About Your Trip
Frida Kahlo and Diego Rivera are recognized as some of the most notable artistic figures of the early 1900s, and even after each of them passed away in the 1950s, their reputations live on through their inspiring artwork that captures raw emotions related to gender, politics, personal struggles and more. On this DreamTrip, you’ll visit 4 museums featuring both Kahlo and her longtime companion Rivera to get a real sense of their enduring legacy.

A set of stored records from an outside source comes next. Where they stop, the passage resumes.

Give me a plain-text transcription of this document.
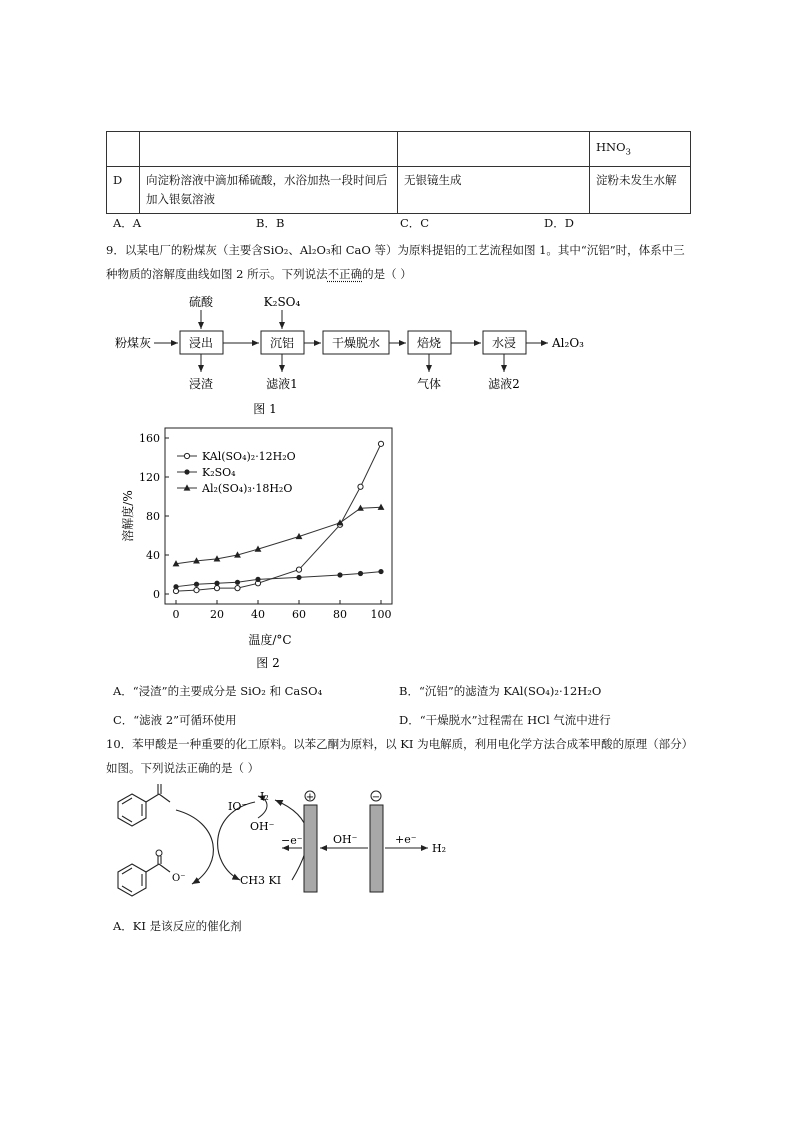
			$HNO_3$
D	向淀粉溶液中滴加稀硫酸，水浴加热一段时间后加入银氨溶液	无银镜生成	淀粉未发生水解
A．A	B．B	C．C	D．D
9．以某电厂的粉煤灰（主要含SiO₂、Al₂O₃和 CaO 等）为原料提铝的工艺流程如图 1。其中“沉铝”时，体系中三种物质的溶解度曲线如图 2 所示。下列说法不正确的是（ ）
粉煤灰	浸出	沉铝	干燥脱水	焙烧	水浸	Al₂O₃
硫酸	K₂SO₄
浸渣	滤液1	气体	滤液2
图 1
0	20 40 60 80 100
0
40
80
120
160
KAl(SO₄)₂·12H₂O
K₂SO₄
Al₂(SO₄)₃·18H₂O
温度/°C
溶解度/%
图 2
A．“浸渣”的主要成分是 SiO₂ 和 CaSO₄	B．“沉铝”的滤渣为 KAl(SO₄)₂·12H₂O
C．“滤液 2”可循环使用	D．“干燥脱水”过程需在 HCl 气流中进行
10．苯甲酸是一种重要的化工原料。以苯乙酮为原料，以 KI 为电解质，利用电化学方法合成苯甲酸的原理（部分）如图。下列说法正确的是（ ）
O⁻
IO⁻
I₂
OH⁻
CH3 KI
+	−
−e⁻	OH⁻	+e⁻
H₂
A．KI 是该反应的催化剂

Start at Coyoacan on the outskirts of the city. This bohemian-like neighborhood is home to museums, colonial-era houses, cantinas, cobblestoned main plaza and souvenir markets. After some free time looking around, head to Frida Kahlo Museum, a blue-colored house where she was born in 1907 and died in 1954. Kahlo’s life and times are displayed with paintings such as Portrait of My Father, original furniture, artifacts and artwork by Rivera. Continue to Museo Diego Rivera Anahuacalli, an imposing pyramid-style building of volcanic stone designed by Rivera. Here, marvel at thousands of pre-Hispanic relics as well as some sketches of his murals.
At Museo Casa Estudio Diego Rivera y Frida Kahlo, you’ll get a glimpse into the home of this couple. They had their own living quarters separated by a bridge, and you’ll see Rivera’s studio and Kahlo’s bathroom containing the bathtub that appears in her famous painting What the Water Gave Me. End the day at Museo Dolores Olmedo. This building dating to the 1500s comprises gardens, courtyards and rooms containing the world’s largest private collection of works by Rivera. Exhibited are his painting Self-portrait with Broad-Brimmed Hat and Kahlo’s Self-Portrait with Small Monkey.
What we love:
• Kahlo and Rivera were married in 1929, divorced in 1939 and remarried in 1940, and many of their works give insight into this complicated relationship.
• Throughout her life, Kahlo experienced health issues, from polio in childhood to injuries from bus accident as a teenager, and her tragedies are frequently expressed through her art, especially in the painting The Broken Column displayed at Museo Dolores Olmedo.
• Part of the Mexican Mural Movement of the 1920s, Rivera is known for politically themed frescos such as Man, Controller of the Universe painted on a wall at Palacio de Bellas Artes in Mexico City.